Cette ville qui célèbre chaque année saint Louis, Roi de France, est traversée par le fleuve Artibonite. Étalée sous le soleil, elle nous a permis, le samedi 16 septembre 2018, de faire la surprenante découverte de la tombe d’un nationaliste intrépide. On la fréquente souvent, Mirebalais. Pour consommer de l’oxygène pur, pour voir de beaux paysages naturels sur la route du Morne-à-Cabri dont il faut dire, sincèrement : chapeau à feu René Préval!
Construit sous Paul Eugène Magloire
Mais ça, on savait pas! Une idée soudaine! Où se trouve le cimetière de la ville? Un motocycliste a fait le parcours. Et nous voilà parmi les tombes! Le cimetière est délabré.
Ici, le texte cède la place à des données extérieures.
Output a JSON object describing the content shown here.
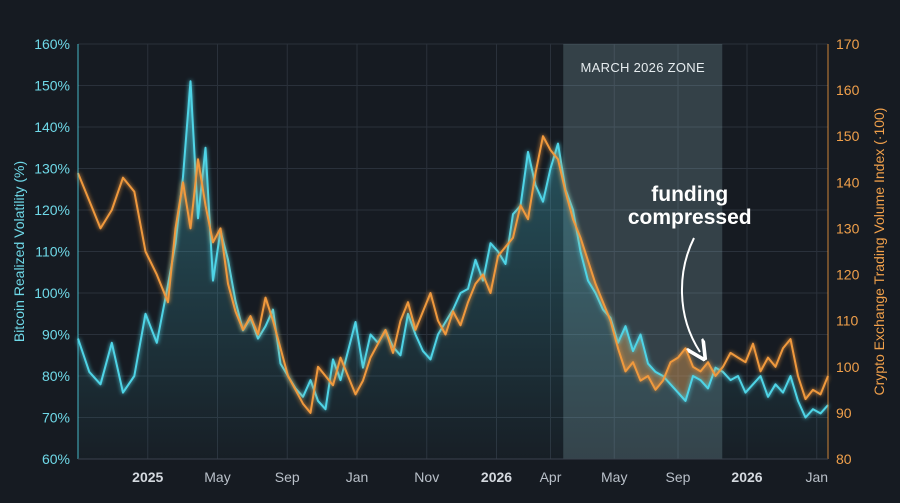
{
  "chart_data": {
    "type": "line",
    "ylabel_left": "Bitcoin Realized Volatility (%)",
    "ylabel_right": "Crypto Exchange Trading Volume Index (·100)",
    "ylim_left": [
      60,
      160
    ],
    "ylim_right": [
      80,
      170
    ],
    "yticks_left": [
      "60%",
      "70%",
      "80%",
      "90%",
      "100%",
      "110%",
      "120%",
      "130%",
      "140%",
      "150%",
      "160%"
    ],
    "yticks_right": [
      "80",
      "90",
      "100",
      "110",
      "120",
      "130",
      "140",
      "150",
      "160",
      "170"
    ],
    "xlim": [
      0,
      100
    ],
    "xticks": [
      {
        "x": 9.3,
        "label": "2025",
        "bold": true
      },
      {
        "x": 18.6,
        "label": "May",
        "bold": false
      },
      {
        "x": 27.9,
        "label": "Sep",
        "bold": false
      },
      {
        "x": 37.2,
        "label": "Jan",
        "bold": false
      },
      {
        "x": 46.5,
        "label": "Nov",
        "bold": false
      },
      {
        "x": 55.8,
        "label": "2026",
        "bold": true
      },
      {
        "x": 63.0,
        "label": "Apr",
        "bold": false
      },
      {
        "x": 71.5,
        "label": "May",
        "bold": false
      },
      {
        "x": 80.0,
        "label": "Sep",
        "bold": false
      },
      {
        "x": 89.2,
        "label": "2026",
        "bold": true
      },
      {
        "x": 98.5,
        "label": "Jan",
        "bold": false
      }
    ],
    "zone": {
      "x_start": 64.7,
      "x_end": 85.9,
      "label": "MARCH 2026 ZONE"
    },
    "annotation": {
      "line1": "funding",
      "line2": "compressed",
      "x": 80.5,
      "y_left": 120
    },
    "series": [
      {
        "axis": "left",
        "color": "#4fd4e6",
        "x": [
          0,
          1.5,
          3,
          4.5,
          6,
          7.5,
          9,
          10.5,
          12,
          13,
          14,
          15,
          16,
          17,
          18,
          19,
          20,
          21,
          22,
          23,
          24,
          25,
          26,
          27,
          28,
          29,
          30,
          31,
          32,
          33,
          34,
          35,
          36,
          37,
          38,
          39,
          40,
          41,
          42,
          43,
          44,
          45,
          46,
          47,
          48,
          49,
          50,
          51,
          52,
          53,
          54,
          55,
          56,
          57,
          58,
          59,
          60,
          61,
          62,
          63,
          64,
          65,
          66,
          67,
          68,
          69,
          70,
          71,
          72,
          73,
          74,
          75,
          76,
          77,
          78,
          79,
          80,
          81,
          82,
          83,
          84,
          85,
          86,
          87,
          88,
          89,
          90,
          91,
          92,
          93,
          94,
          95,
          96,
          97,
          98,
          99,
          100
        ],
        "values": [
          89,
          81,
          78,
          88,
          76,
          80,
          95,
          88,
          102,
          112,
          128,
          151,
          118,
          135,
          103,
          115,
          108,
          98,
          91,
          94,
          89,
          92,
          96,
          83,
          80,
          77,
          75,
          79,
          74,
          72,
          84,
          79,
          86,
          93,
          82,
          90,
          88,
          91,
          87,
          85,
          95,
          90,
          86,
          84,
          90,
          93,
          96,
          100,
          101,
          108,
          103,
          112,
          110,
          107,
          119,
          121,
          134,
          126,
          122,
          130,
          136,
          125,
          120,
          110,
          103,
          100,
          96,
          94,
          88,
          92,
          86,
          90,
          83,
          81,
          80,
          78,
          76,
          74,
          80,
          79,
          77,
          82,
          81,
          79,
          80,
          76,
          78,
          80,
          75,
          78,
          76,
          80,
          74,
          70,
          72,
          71,
          73
        ]
      },
      {
        "axis": "right",
        "color": "#f0993e",
        "x": [
          0,
          1.5,
          3,
          4.5,
          6,
          7.5,
          9,
          10.5,
          12,
          13,
          14,
          15,
          16,
          17,
          18,
          19,
          20,
          21,
          22,
          23,
          24,
          25,
          26,
          27,
          28,
          29,
          30,
          31,
          32,
          33,
          34,
          35,
          36,
          37,
          38,
          39,
          40,
          41,
          42,
          43,
          44,
          45,
          46,
          47,
          48,
          49,
          50,
          51,
          52,
          53,
          54,
          55,
          56,
          57,
          58,
          59,
          60,
          61,
          62,
          63,
          64,
          65,
          66,
          67,
          68,
          69,
          70,
          71,
          72,
          73,
          74,
          75,
          76,
          77,
          78,
          79,
          80,
          81,
          82,
          83,
          84,
          85,
          86,
          87,
          88,
          89,
          90,
          91,
          92,
          93,
          94,
          95,
          96,
          97,
          98,
          99,
          100
        ],
        "values": [
          142,
          136,
          130,
          134,
          141,
          138,
          125,
          120,
          114,
          130,
          140,
          130,
          145,
          135,
          127,
          130,
          118,
          112,
          108,
          111,
          107,
          115,
          110,
          104,
          98,
          95,
          92,
          90,
          100,
          98,
          96,
          102,
          98,
          94,
          97,
          102,
          105,
          108,
          103,
          110,
          114,
          108,
          112,
          116,
          110,
          107,
          112,
          109,
          114,
          118,
          120,
          116,
          124,
          126,
          128,
          135,
          132,
          142,
          150,
          147,
          145,
          138,
          132,
          128,
          123,
          118,
          114,
          110,
          104,
          99,
          101,
          97,
          98,
          95,
          97,
          101,
          102,
          104,
          100,
          99,
          101,
          98,
          100,
          103,
          102,
          101,
          105,
          99,
          102,
          100,
          104,
          106,
          98,
          93,
          95,
          94,
          98
        ]
      }
    ]
  }
}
La mairie de la ville, nous dit le vieux gardien, n’a pas les moyens pour son assainissement. Des plantes et lierres poussent et les tombes en sont toutes couvertes. L’espace peut être bien entretenu si l’État met de la volonté pour protéger notre patrimoine historique. Ce n’est pas le cas. Le cimetière de Mirebalais est construit depuis le gouvernement de général “Kanson fè”, Paul Eugène Magloire.
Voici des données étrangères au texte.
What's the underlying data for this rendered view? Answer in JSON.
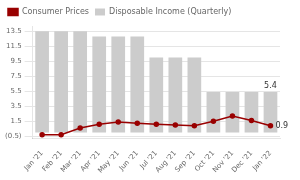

C’est dans un décor d’abandon que nous avons demandé:”Y a-t-il des personnalités connues enterrées ici?” Notre vieux guide n’a pas hésité. Il a traversé quelques tombes pour nous montrer celle de Benoît Batraville. Il a dû soulever des plantes sauvages pour nous faire voir un marbre jauni par les intempéries. On y lit:” Ici repose le général de l’armée révolutionnaire Benoît Batraville tué le 9 mars 1920 à l’âge de 45 ans environ.”
Le vieux fusil rouillé
La grande question: Comment tous les gouvernements, depuis 1906, ne se sont-ils pas intéressés à nos sites historiques? Manque de politique culturelle? Frilosité administrative? Effacer la mémoire collective? Ruiner le décor patriotique? Regardez le Champ de Mars!
La tombe de Benoît Batraville a un aspect quelconque, comme une cuve de rude ciment emplie d’eau, par temps de pluie! Notre vieux guide a un regret de gérer ce délabrement. Par cette époque de dénigrement de l’histoire haïtienne. Il retient une larme, le vieux.
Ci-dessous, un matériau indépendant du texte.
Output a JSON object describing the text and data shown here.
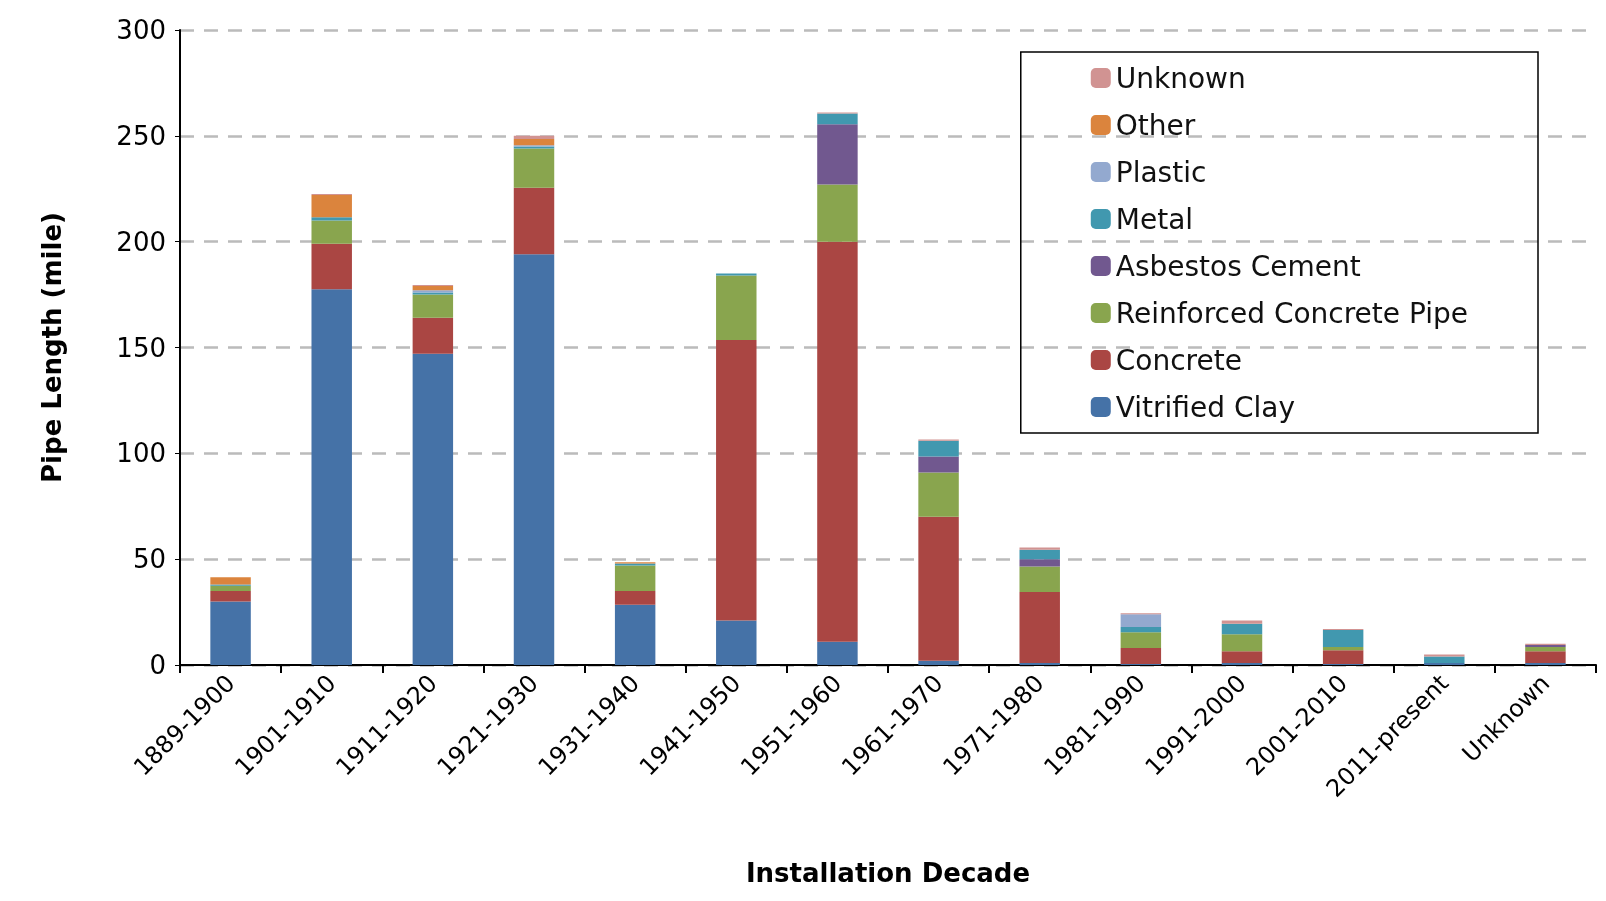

Qu’en disent l’État et le secteur privé national? Garder la mémoire historique n’est pas un acte révolutionnaire. C’est archiver l’historiographie universelle.
En reprenant l’allée de sortie, le vieux nous a conseillé d’aller voir Baron-La-Croix. Lui aussi, le Baron, il est dans le délabrement. Pour les autres religions, on comprend. Par contre, nos vodouisants ne peuvent continuer dans le mépris de ceux qui ont combattu pour notre terre natale. On y vient souvent pour des libations personnelles. Pas une minute de silence sur la tombe emplie d’eau par temps de pluie de “Tibenwa” mort avec son vieux fusil rouillé, à 45 ans environ.